Like Clinton and Bush, Obama has emphasized marriage as a solution to poverty, often appearing to diagnose the problem culturally, specifically to blacks. But while the government has spent hundreds of millions in aid to the poor, coaxing them to marry these last few years, the needle hasn’t budged. And even Charles Murray, intellectual architect of the Clinton repeal, has given up his prescription, which was based on the old argument that welfare breeds “illegitimacy” (which plateaued before the reform). Despite greater intellectual devotion to marriage—across class lines—a legal marriage faces a higher risk of failure in capitalist America, which spends the least on its citizens, than a common-law marriage does in socialist Sweden, which spends the most.

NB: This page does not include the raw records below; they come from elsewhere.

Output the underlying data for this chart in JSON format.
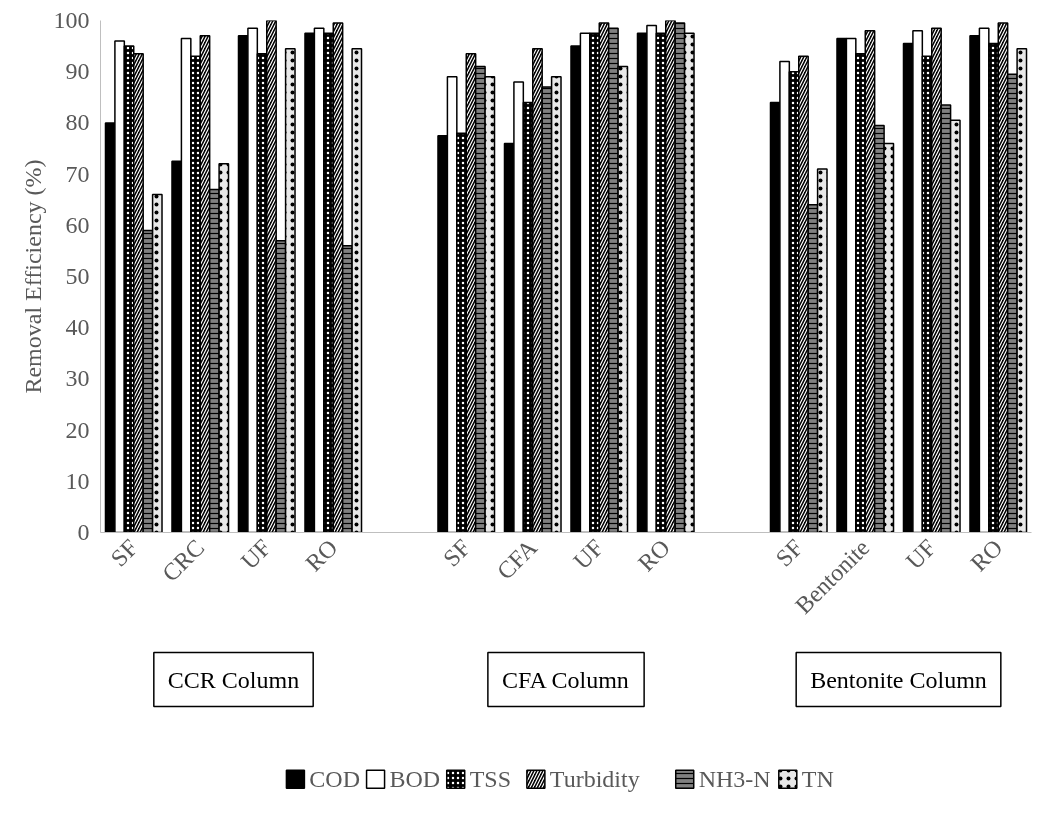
{
  "chart_data": {
    "type": "bar",
    "ylabel": "Removal Efficiency (%)",
    "categories": [
      "SF",
      "CRC",
      "UF",
      "RO",
      null,
      "SF",
      "CFA",
      "UF",
      "RO",
      null,
      "SF",
      "Bentonite",
      "UF",
      "RO"
    ],
    "series": [
      {
        "name": "COD",
        "color": "#000000",
        "values": [
          80,
          72.5,
          97,
          97.5,
          null,
          77.5,
          76,
          95,
          97.5,
          null,
          84,
          96.5,
          95.5,
          97
        ]
      },
      {
        "name": "BOD",
        "color": "#ffffff",
        "values": [
          96,
          96.5,
          98.5,
          98.5,
          null,
          89,
          88,
          97.5,
          99,
          null,
          92,
          96.5,
          98,
          98.5
        ]
      },
      {
        "name": "TSS",
        "color": "#000000",
        "values": [
          95,
          93,
          93.5,
          97.5,
          null,
          78,
          84,
          97.5,
          97.5,
          null,
          90,
          93.5,
          93,
          95.5
        ]
      },
      {
        "name": "Turbidity",
        "color": "#000000",
        "values": [
          93.5,
          97,
          100,
          99.5,
          null,
          93.5,
          94.5,
          99.5,
          100,
          null,
          93,
          98,
          98.5,
          99.5
        ]
      },
      {
        "name": "NH3-N",
        "color": "#808080",
        "values": [
          59,
          67,
          57,
          56,
          null,
          91,
          87,
          98.5,
          99.5,
          null,
          64,
          79.5,
          83.5,
          89.5
        ]
      },
      {
        "name": "TN",
        "color": "#e8e8e8",
        "values": [
          66,
          72,
          94.5,
          94.5,
          null,
          89,
          89,
          91,
          97.5,
          null,
          71,
          76,
          80.5,
          94.5
        ]
      }
    ],
    "ylim": [
      0,
      100
    ],
    "yticks": [
      0,
      10,
      20,
      30,
      40,
      50,
      60,
      70,
      80,
      90,
      100
    ],
    "annotations": [
      "CCR Column",
      "CFA Column",
      "Bentonite Column"
    ],
    "legend": "bottom",
    "grid": false
  }
}
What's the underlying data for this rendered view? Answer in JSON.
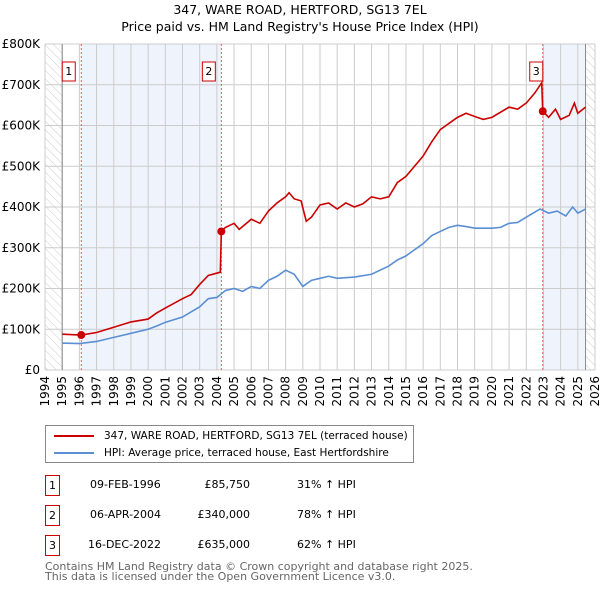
{
  "chart_data": {
    "type": "line",
    "title": "347, WARE ROAD, HERTFORD, SG13 7EL",
    "subtitle": "Price paid vs. HM Land Registry's House Price Index (HPI)",
    "xlim": [
      1994,
      2026
    ],
    "ylim": [
      0,
      800000
    ],
    "x_ticks": [
      "1994",
      "1995",
      "1996",
      "1997",
      "1998",
      "1999",
      "2000",
      "2001",
      "2002",
      "2003",
      "2004",
      "2005",
      "2006",
      "2007",
      "2008",
      "2009",
      "2010",
      "2011",
      "2012",
      "2013",
      "2014",
      "2015",
      "2016",
      "2017",
      "2018",
      "2019",
      "2020",
      "2021",
      "2022",
      "2023",
      "2024",
      "2025",
      "2026"
    ],
    "y_ticks": [
      {
        "v": 0,
        "label": "£0"
      },
      {
        "v": 100000,
        "label": "£100K"
      },
      {
        "v": 200000,
        "label": "£200K"
      },
      {
        "v": 300000,
        "label": "£300K"
      },
      {
        "v": 400000,
        "label": "£400K"
      },
      {
        "v": 500000,
        "label": "£500K"
      },
      {
        "v": 600000,
        "label": "£600K"
      },
      {
        "v": 700000,
        "label": "£700K"
      },
      {
        "v": 800000,
        "label": "£800K"
      }
    ],
    "grid": true,
    "data_end": 2025.45,
    "shaded_ranges": [
      [
        1996.11,
        2004.26
      ],
      [
        2022.96,
        2025.45
      ]
    ],
    "series": [
      {
        "name": "347, WARE ROAD, HERTFORD, SG13 7EL (terraced house)",
        "color": "#cc0000",
        "points": [
          [
            1995,
            88
          ],
          [
            1996.11,
            85.75
          ],
          [
            1997,
            92
          ],
          [
            1998,
            105
          ],
          [
            1999,
            118
          ],
          [
            2000,
            125
          ],
          [
            2000.5,
            140
          ],
          [
            2001,
            152
          ],
          [
            2002,
            175
          ],
          [
            2002.5,
            185
          ],
          [
            2003,
            210
          ],
          [
            2003.5,
            232
          ],
          [
            2004.2,
            240
          ],
          [
            2004.26,
            340
          ],
          [
            2004.5,
            350
          ],
          [
            2005,
            360
          ],
          [
            2005.3,
            345
          ],
          [
            2006,
            370
          ],
          [
            2006.5,
            360
          ],
          [
            2007,
            390
          ],
          [
            2007.5,
            410
          ],
          [
            2008,
            425
          ],
          [
            2008.2,
            435
          ],
          [
            2008.5,
            420
          ],
          [
            2008.9,
            415
          ],
          [
            2009.2,
            365
          ],
          [
            2009.5,
            375
          ],
          [
            2010,
            405
          ],
          [
            2010.5,
            410
          ],
          [
            2011,
            395
          ],
          [
            2011.5,
            410
          ],
          [
            2012,
            400
          ],
          [
            2012.5,
            408
          ],
          [
            2013,
            425
          ],
          [
            2013.5,
            420
          ],
          [
            2014,
            425
          ],
          [
            2014.5,
            460
          ],
          [
            2015,
            475
          ],
          [
            2015.5,
            500
          ],
          [
            2016,
            525
          ],
          [
            2016.5,
            560
          ],
          [
            2017,
            590
          ],
          [
            2017.5,
            605
          ],
          [
            2018,
            620
          ],
          [
            2018.5,
            630
          ],
          [
            2019,
            622
          ],
          [
            2019.5,
            615
          ],
          [
            2020,
            620
          ],
          [
            2021,
            645
          ],
          [
            2021.5,
            640
          ],
          [
            2022,
            655
          ],
          [
            2022.5,
            680
          ],
          [
            2022.9,
            705
          ],
          [
            2022.96,
            635
          ],
          [
            2023.3,
            620
          ],
          [
            2023.7,
            640
          ],
          [
            2024,
            615
          ],
          [
            2024.5,
            625
          ],
          [
            2024.8,
            655
          ],
          [
            2025,
            630
          ],
          [
            2025.45,
            645
          ]
        ]
      },
      {
        "name": "HPI: Average price, terraced house, East Hertfordshire",
        "color": "#5b8fd4",
        "points": [
          [
            1995,
            66
          ],
          [
            1996,
            65
          ],
          [
            1997,
            70
          ],
          [
            1998,
            80
          ],
          [
            1999,
            90
          ],
          [
            2000,
            100
          ],
          [
            2000.5,
            108
          ],
          [
            2001,
            117
          ],
          [
            2002,
            130
          ],
          [
            2003,
            155
          ],
          [
            2003.5,
            175
          ],
          [
            2004,
            178
          ],
          [
            2004.5,
            195
          ],
          [
            2005,
            200
          ],
          [
            2005.5,
            193
          ],
          [
            2006,
            205
          ],
          [
            2006.5,
            200
          ],
          [
            2007,
            220
          ],
          [
            2007.5,
            230
          ],
          [
            2008,
            245
          ],
          [
            2008.5,
            235
          ],
          [
            2009,
            205
          ],
          [
            2009.5,
            220
          ],
          [
            2010,
            225
          ],
          [
            2010.5,
            230
          ],
          [
            2011,
            225
          ],
          [
            2012,
            228
          ],
          [
            2013,
            235
          ],
          [
            2014,
            255
          ],
          [
            2014.5,
            270
          ],
          [
            2015,
            280
          ],
          [
            2016,
            310
          ],
          [
            2016.5,
            330
          ],
          [
            2017,
            340
          ],
          [
            2017.5,
            350
          ],
          [
            2018,
            355
          ],
          [
            2018.5,
            352
          ],
          [
            2019,
            348
          ],
          [
            2020,
            348
          ],
          [
            2020.5,
            350
          ],
          [
            2021,
            360
          ],
          [
            2021.5,
            362
          ],
          [
            2022,
            375
          ],
          [
            2022.8,
            395
          ],
          [
            2023.3,
            385
          ],
          [
            2023.8,
            390
          ],
          [
            2024.3,
            378
          ],
          [
            2024.7,
            400
          ],
          [
            2025,
            385
          ],
          [
            2025.45,
            395
          ]
        ]
      }
    ],
    "y_units": "£ thousands for points",
    "sales": [
      {
        "id": "1",
        "x": 2026.0,
        "date": "09-FEB-1996",
        "price": "£85,750",
        "hpi": "31% ↑ HPI",
        "year": 1996.11,
        "value": 85.75
      },
      {
        "id": "2",
        "date": "06-APR-2004",
        "price": "£340,000",
        "hpi": "78% ↑ HPI",
        "year": 2004.26,
        "value": 340
      },
      {
        "id": "3",
        "date": "16-DEC-2022",
        "price": "£635,000",
        "hpi": "62% ↑ HPI",
        "year": 2022.96,
        "value": 635
      }
    ]
  },
  "footer": {
    "line1": "Contains HM Land Registry data © Crown copyright and database right 2025.",
    "line2": "This data is licensed under the Open Government Licence v3.0."
  }
}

It is doubtful that cash assistance to the poor will be a major vote-getter anytime soon. But all three of the last presidents have made real efforts in the family-policy area to institute or expand paid leave. This is a tacit acknowledgment of the rise of the “sandwich generation,” the majority of middle-class parents, who now work, raise kids, and care for aging or sick family members under conditions of increasing economic hardship. Since the late 1990s, Democrats have formally and informally attempted to become policy leaders on this issue, as with so many in the past. Hillary Clinton, the Democrats’ presumptive presidential nominee, has recently suggested this might be a centerpiece of her administration as the first woman president. And yet, with her right-leaning economic views, she is not likely to push America to join the rest of the world in adopting child stipends, too—as Moynihan, her predecessor in the Senate, did 50 years ago.

But, with dual-income households now the overwhelming norm for the core electorate, the constituency for a diverse national family policy has never been larger. And for tens of millions of poor, working, and middle-class families, a universal program granting cash support for the most economically difficult years of parenthood would be a major relief. Economic pressure, in any case, is only likely to grow for a population that is already severely overworked, underpaid, and much deserving of a break.